You will use this metadata when adding Keycloak as a SAML identity provider in Cognito.
Step 5: Add Keycloak as a SAML Provider in Cognito¶
In the Cognito user pool:
- Go to Sign-in experience.
- Go to Federated identity provider sign-in.
- Add a SAML identity provider.
- Set the provider name, for example
Keycloak. - Provide the Keycloak metadata URL or upload the Keycloak metadata XML.
- Configure attribute mapping.
Recommended attribute mapping:
| Cognito attribute | SAML attribute |
|---|---|
email |
email |
given_name |
firstName |
family_name |
lastName |
The CloudAEye Cognito template defines email, given_name, and family_name as mutable attributes, which allows Cognito to update these values during federated sign-in.
Step 6: Configure the Cognito App Client¶
In the Cognito app client used by CloudAEye:
- Open the app client's hosted UI settings.
- Enable the Keycloak identity provider.
- Configure the callback URL used by CloudAEye.

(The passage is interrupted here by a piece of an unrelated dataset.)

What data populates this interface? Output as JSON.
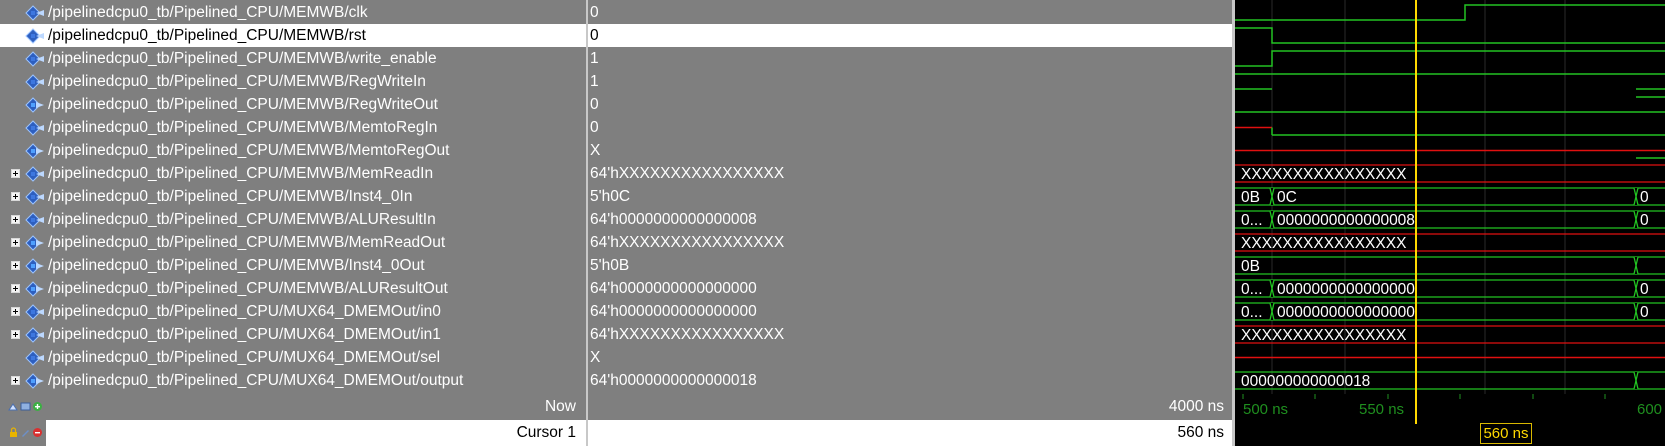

- Enable the authorization code grant.
- Enable the
openid,email, andprofilescopes. - Save the app client changes.
The callback URL in Cognito must exactly match the redirect URI used by CloudAEye, including scheme, host, path, and trailing slash behavior.
Step 7: Test Sign-In¶
Open this URL in a browser:
https://<cognito-domain>.auth.<region>.amazoncognito.com/oauth2/authorize?client_id=<app-client-id>&response_type=code&scope=openid+email+profile&redirect_uri=<url-encoded-callback-url>&identity_provider=Keycloak
Replace Keycloak with the exact Cognito identity provider name if you used a different provider name.
Expected flow:
- Cognito redirects to Keycloak.
- The user signs in with Keycloak.
- Keycloak posts a SAML response to Cognito.
- Cognito redirects to the CloudAEye callback URL with an authorization code.
- CloudAEye exchanges the code and signs the user in.
Troubleshooting¶
Login option is not available¶
The Keycloak provider is not enabled on the Cognito app client, the provider name in the authorize URL does not match the Cognito provider name, or the wrong app client is being used.
SAML response contains duplicate attributes¶
Keycloak is emitting duplicate SAML attributes. Remove duplicate mappers and default client scopes that emit duplicate attribute names.
user.email: Attribute cannot be updated¶
The Cognito email attribute is mapped from SAML but is immutable in the user pool. The CloudAEye user pool template sets email as mutable; if this error appears, verify you are using the expected user pool.
invalid_grant during code validation¶
The authorization code may be stale, already used, or issued for a different redirect URI. Confirm the callback URL in Cognito exactly matches the redirect URI used by CloudAEye.